Friday, February 8, 2013

Artichoke and Celeriac Soup You Should Probably Eat Right Now

Oh man, I really did good things at work today. I crossed so many things off my list, you’d’ve thought I was a persnickety, single 30-something in a romcom.


What better way to celebrate than by doing what I do best in February? My challenge tonight: Don’t go to the store.

Q: What do I have at home?
A: Half a celeriac and a can of artichoke hearts.

I was watching this week’s episode of The Taste tonight as I was cooking and was reminded (as I am on all cooking competition shows) that it’s a terrible idea to try something you’ve never tried before. It’s always, always a mistake—and honestly after all these years of the same show repackaged, it’s a little shocking that people keep doing it. It’s pretty much the number two reason I’d never audition for one of those shows (you know, after number one: I’m not that good of a cook).
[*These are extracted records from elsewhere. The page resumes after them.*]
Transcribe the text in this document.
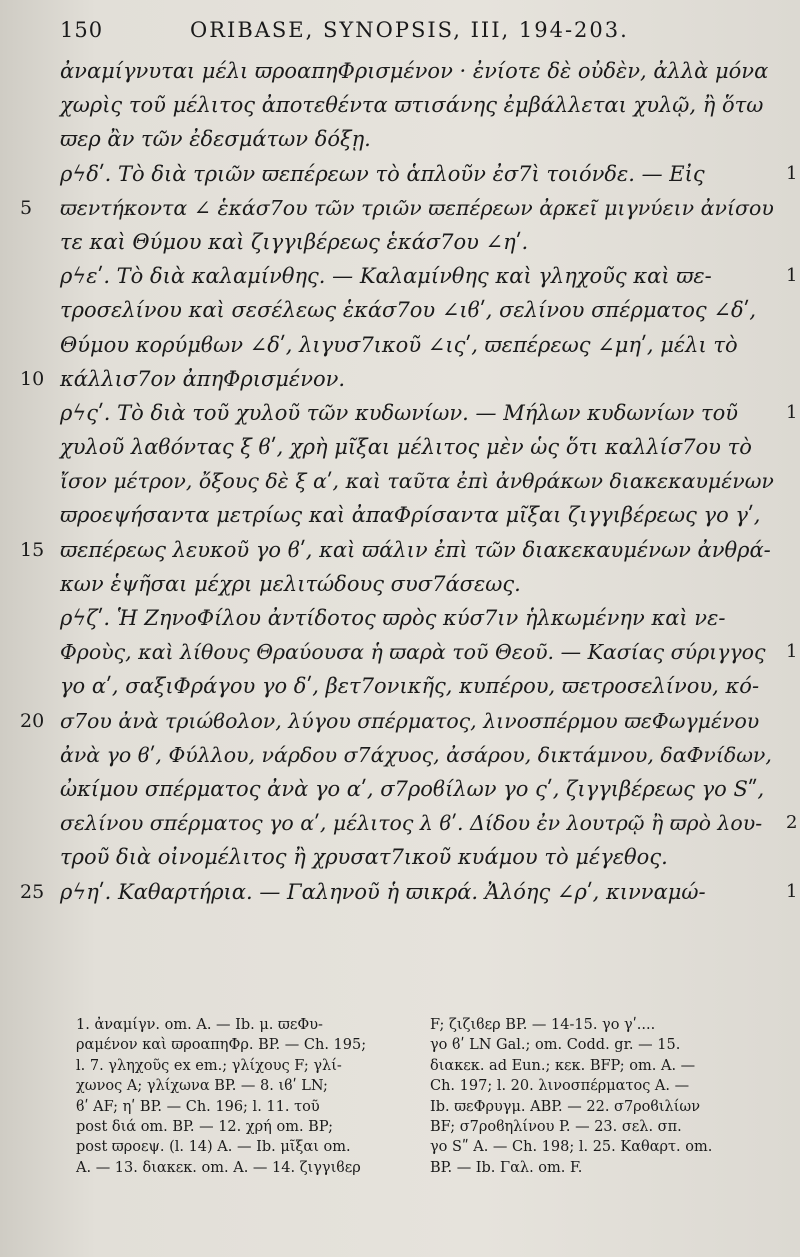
150	ORIBASE, SYNOPSIS, III, 194-203.
ἀναμίγνυται μέλι ϖροαπηΦρισμένον · ἐνίοτε δὲ οὐδὲν, ἀλλὰ μόνα
χωρὶς τοῦ μέλιτος ἀποτεθέντα ϖτισάνης ἐμβάλλεται χυλῷ, ἢ ὅτω
ϖερ ἂν τῶν ἐδεσμάτων δόξῃ.
ρϟδʹ. Τὸ διὰ τριῶν ϖεπέρεων τὸ ἁπλοῦν ἐσ7ὶ τοιόνδε. — Εἰς	1
5	ϖεντήκοντα ∠ ἑκάσ7ου τῶν τριῶν ϖεπέρεων ἀρκεῖ μιγνύειν ἀνίσου
τε καὶ Θύμου καὶ ζιγγιβέρεως ἑκάσ7ου ∠ηʹ.
ρϟεʹ. Τὸ διὰ καλαμίνθης. — Καλαμίνθης καὶ γληχοῦς καὶ ϖε-	1
τροσελίνου καὶ σεσέλεως ἑκάσ7ου ∠ιϐʹ, σελίνου σπέρματος ∠δʹ,
Θύμου κορύμϐων ∠δʹ, λιγυσ7ικοῦ ∠ιςʹ, ϖεπέρεως ∠μηʹ, μέλι τὸ
10 κάλλισ7ον ἀπηΦρισμένον.
ρϟςʹ. Τὸ διὰ τοῦ χυλοῦ τῶν κυδωνίων. — Μήλων κυδωνίων τοῦ	1
χυλοῦ λαϐόντας ξ ϐʹ, χρὴ μῖξαι μέλιτος μὲν ὡς ὅτι καλλίσ7ου τὸ
ἴσον μέτρον, ὄξους δὲ ξ αʹ, καὶ ταῦτα ἐπὶ ἀνθράκων διακεκαυμένων
ϖροεψήσαντα μετρίως καὶ ἀπαΦρίσαντα μῖξαι ζιγγιβέρεως γο γʹ,
15 ϖεπέρεως λευκοῦ γο ϐʹ, καὶ ϖάλιν ἐπὶ τῶν διακεκαυμένων ἀνθρά-
κων ἑψῆσαι μέχρι μελιτώδους συσ7άσεως.
ρϟζʹ. Ἡ ΖηνοΦίλου ἀντίδοτος ϖρὸς κύσ7ιν ἡλκωμένην καὶ νε-
Φροὺς, καὶ λίθους Θραύουσα ἡ ϖαρὰ τοῦ Θεοῦ. — Κασίας σύριγγος 1
γο αʹ, σαξιΦράγου γο δʹ, βετ7ονικῆς, κυπέρου, ϖετροσελίνου, κό-
20 σ7ου ἀνὰ τριώϐολον, λύγου σπέρματος, λινοσπέρμου ϖεΦωγμένου
ἀνὰ γο ϐʹ, Φύλλου, νάρδου σ7άχυος, ἀσάρου, δικτάμνου, δαΦνίδων,
ὠκίμου σπέρματος ἀνὰ γο αʹ, σ7ροϐίλων γο ςʹ, ζιγγιβέρεως γο Sʺ,
σελίνου σπέρματος γο αʹ, μέλιτος λ ϐʹ. Δίδου ἐν λουτρῷ ἢ ϖρὸ λου- 2
τροῦ διὰ οἰνομέλιτος ἢ χρυσατ7ικοῦ κυάμου τὸ μέγεθος.
25 ρϟηʹ. Καθαρτήρια. — Γαληνοῦ ἡ ϖικρά. Ἀλόης ∠ρʹ, κινναμώ-	1
1. ἀναμίγν. om. A. — Ib. μ. ϖεΦυ-
ραμένον καὶ ϖροαπηΦρ. BP. — Ch. 195;
l. 7. γληχοῦς ex em.; γλίχους F; γλί-
χωνος A; γλίχωνα BP. — 8. ιϐʹ LN;
ϐʹ AF; ηʹ BP. — Ch. 196; l. 11. τοῦ
post διά om. BP. — 12. χρή om. BP;
post ϖροεψ. (l. 14) A. — Ib. μῖξαι om.
A. — 13. διακεκ. om. A. — 14. ζιγγιϐερ
F; ζιζιϐερ BP. — 14-15. γο γʹ....
γο ϐʹ LN Gal.; om. Codd. gr. — 15.
διακεκ. ad Eun.; κεκ. BFP; om. A. —
Ch. 197; l. 20. λινοσπέρματος A. —
Ib. ϖεΦρυγμ. ABP. — 22. σ7ροϐιλίων
BF; σ7ροϐηλίνου P. — 23. σελ. σπ.
γο Sʺ A. — Ch. 198; l. 25. Καθαρτ. om.
BP. — Ib. Γαλ. om. F.
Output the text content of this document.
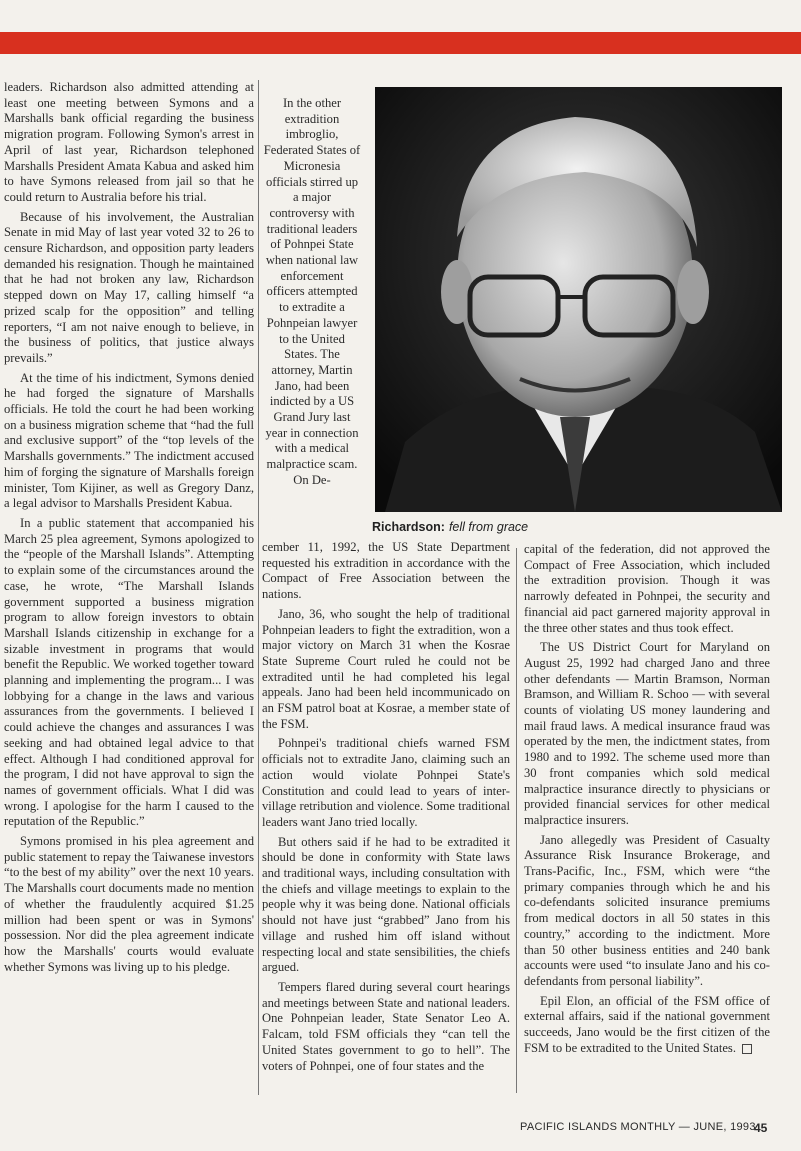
leaders. Richardson also admitted attending at least one meeting between Symons and a Marshalls bank official regarding the business migration program. Following Symon's arrest in April of last year, Richardson telephoned Marshalls President Amata Kabua and asked him to have Symons released from jail so that he could return to Australia before his trial.

Because of his involvement, the Australian Senate in mid May of last year voted 32 to 26 to censure Richardson, and opposition party leaders demanded his resignation. Though he maintained that he had not broken any law, Richardson stepped down on May 17, calling himself “a prized scalp for the opposition” and telling reporters, “I am not naive enough to believe, in the business of politics, that justice always prevails.”

At the time of his indictment, Symons denied he had forged the signature of Marshalls officials. He told the court he had been working on a business migration scheme that “had the full and exclusive support” of the “top levels of the Marshalls governments.” The indictment accused him of forging the signature of Marshalls foreign minister, Tom Kijiner, as well as Gregory Danz, a legal advisor to Marshalls President Kabua.

In a public statement that accompanied his March 25 plea agreement, Symons apologized to the “people of the Marshall Islands”. Attempting to explain some of the circumstances around the case, he wrote, “The Marshall Islands government supported a business migration program to allow foreign investors to obtain Marshall Islands citizenship in exchange for a sizable investment in programs that would benefit the Republic. We worked together toward planning and implementing the program... I was lobbying for a change in the laws and various assurances from the governments. I believed I could achieve the changes and assurances I was seeking and had obtained legal advice to that effect. Although I had conditioned approval for the program, I did not have approval to sign the names of government officials. What I did was wrong. I apologise for the harm I caused to the reputation of the Republic.”

Symons promised in his plea agreement and public statement to repay the Taiwanese investors “to the best of my ability” over the next 10 years. The Marshalls court documents made no mention of whether the fraudulently acquired $1.25 million had been spent or was in Symons' possession. Nor did the plea agreement indicate how the Marshalls' courts would evaluate whether Symons was living up to his pledge.

In the other extradition imbroglio, Federated States of Micronesia officials stirred up a major controversy with traditional leaders of Pohnpei State when national law enforcement officers attempted to extradite a Pohnpeian lawyer to the United States. The attorney, Martin Jano, had been indicted by a US Grand Jury last year in connection with a medical malpractice scam. On De-

Richardson: fell from grace

cember 11, 1992, the US State Department requested his extradition in accordance with the Compact of Free Association between the nations.

Jano, 36, who sought the help of traditional Pohnpeian leaders to fight the extradition, won a major victory on March 31 when the Kosrae State Supreme Court ruled he could not be extradited until he had completed his legal appeals. Jano had been held incommunicado on an FSM patrol boat at Kosrae, a member state of the FSM.

Pohnpei's traditional chiefs warned FSM officials not to extradite Jano, claiming such an action would violate Pohnpei State's Constitution and could lead to years of inter-village retribution and violence. Some traditional leaders want Jano tried locally.

But others said if he had to be extradited it should be done in conformity with State laws and traditional ways, including consultation with the chiefs and village meetings to explain to the people why it was being done. National officials should not have just “grabbed” Jano from his village and rushed him off island without respecting local and state sensibilities, the chiefs argued.

Tempers flared during several court hearings and meetings between State and national leaders. One Pohnpeian leader, State Senator Leo A. Falcam, told FSM officials they “can tell the United States government to go to hell”. The voters of Pohnpei, one of four states and the

capital of the federation, did not approved the Compact of Free Association, which included the extradition provision. Though it was narrowly defeated in Pohnpei, the security and financial aid pact garnered majority approval in the three other states and thus took effect.

The US District Court for Maryland on August 25, 1992 had charged Jano and three other defendants — Martin Bramson, Norman Bramson, and William R. Schoo — with several counts of violating US money laundering and mail fraud laws. A medical insurance fraud was operated by the men, the indictment states, from 1980 and to 1992. The scheme used more than 30 front companies which sold medical malpractice insurance directly to physicians or provided financial services for other medical malpractice insurers.

Jano allegedly was President of Casualty Assurance Risk Insurance Brokerage, and Trans-Pacific, Inc., FSM, which were “the primary companies through which he and his co-defendants solicited insurance premiums from medical doctors in all 50 states in this country,” according to the indictment. More than 50 other business entities and 240 bank accounts were used “to insulate Jano and his co-defendants from personal liability”.

Epil Elon, an official of the FSM office of external affairs, said if the national government succeeds, Jano would be the first citizen of the FSM to be extradited to the United States.

PACIFIC ISLANDS MONTHLY — JUNE, 1993
45
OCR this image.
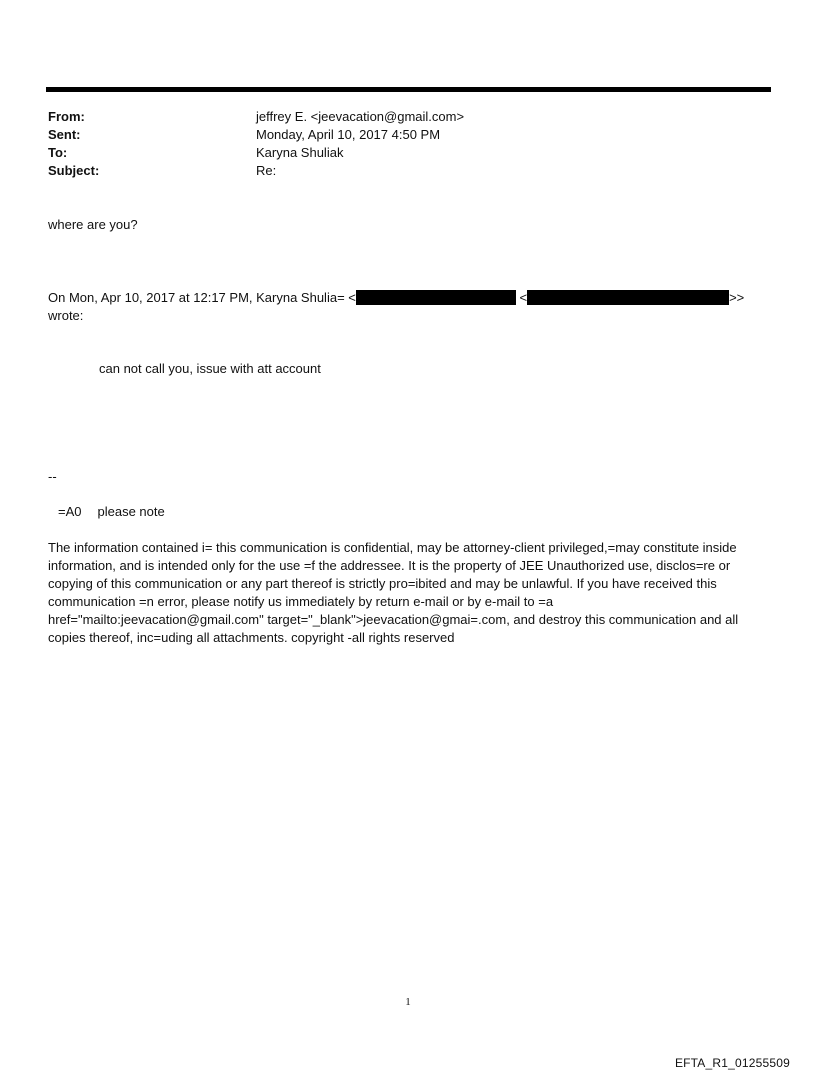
From:	jeffrey E. <jeevacation@gmail.com>
Sent:	Monday, April 10, 2017 4:50 PM
To:	Karyna Shuliak
Subject:	Re:
where are you?
On Mon, Apr 10, 2017 at 12:17 PM, Karyna Shulia= <	<	>>
wrote:
can not call you, issue with att account
--
=A0 please note
The information contained i= this communication is confidential, may be attorney-client privileged,=may constitute inside information, and is intended only for the use =f the addressee. It is the property of JEE Unauthorized use, disclos=re or copying of this communication or any part thereof is strictly pro=ibited and may be unlawful. If you have received this communication =n error, please notify us immediately by return e-mail or by e-mail to =a href="mailto:jeevacation@gmail.com" target="_blank">jeevacation@gmai=.com, and destroy this communication and all copies thereof, inc=uding all attachments. copyright -all rights reserved
1
EFTA_R1_01255509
Luckily, my eetsy-beetsy kitchen has no TV cameras in it, and I have an adventurous spirit. 

That said, I don’t often just go with my gut rather than referencing a recipe to some degree or another. Maybe it was majorly killing it at work, maybe it’s the sheer number of soups I’ve made at this point (so many of which have never even shown up on this blog), but tonight I was feeling bold. DO IT FOR YOU, I told me.

And you know what? If I were served this at a restaurant, I would be mad at precisely zero people. If I were the only customer, Café de Cor would be a certified hit.

Making this soup made me feel like John Locke on LOST: Don’t tell me what I can’t do!

In thinking about what to put in it, I didn’t get very complicated. I just asked myself, “What tastes good with artichokes?” And then I put it in the soup. BRILLIANT (more like duh, but I'm going with brilliant).


It is creamy as all get-out. It is tangy as hell (Hell is so tangy, as we all know). It makes your mouth tingle and water way at the back of your teeth, which makes you want to put more in your face as soon as possible. At the same time, it’s different enough to make you want to hold on to every bite just a little bit longer. It tastes like artichoke and celeriac (only actual selling point needed). If you like either of those things, try it.

Bonus confession: I actually got some flatbread out so I could wipe the pot clean, not wasting a fraction of a drop.

Artichoke and Celeriac Soup
serves 4-ish

GET THIS STUFF

1 T olive oil
1 T unsalted butter
½ c finely chopped shallots
2 cloves garlic, minced
½ c dry white wine
½ of a celeriac (celery root), diced—about 1.5 c
3 c vegetable broth
1 can artichoke hearts, drained and rinsed
1 or 2 T heavy cream
Italian parsley and lemon wedges, to garnish

DO THIS WITH IT

Heat olive oil and butter over medium heat until butter melts, then add shallots and cook for about 5 minutes.
Add garlic and cook for another minute or two.
Add wine and cook until liquid reduces by half.
Add diced celeriac and vegetable broth and bring to a steady simmer. 
Partially cover and cook about 20 minutes or until celeriac is soft.
Add artichoke hearts and cook an additional 2 minutes.
Remove from heat and blend with an immersion blender until as smooth as desired.
Stir in cream, and serve topped with chopped parsley and a lemon wedge if desired (it's already pretty tangy but I like the extra tang of a wee bit of lemon juice).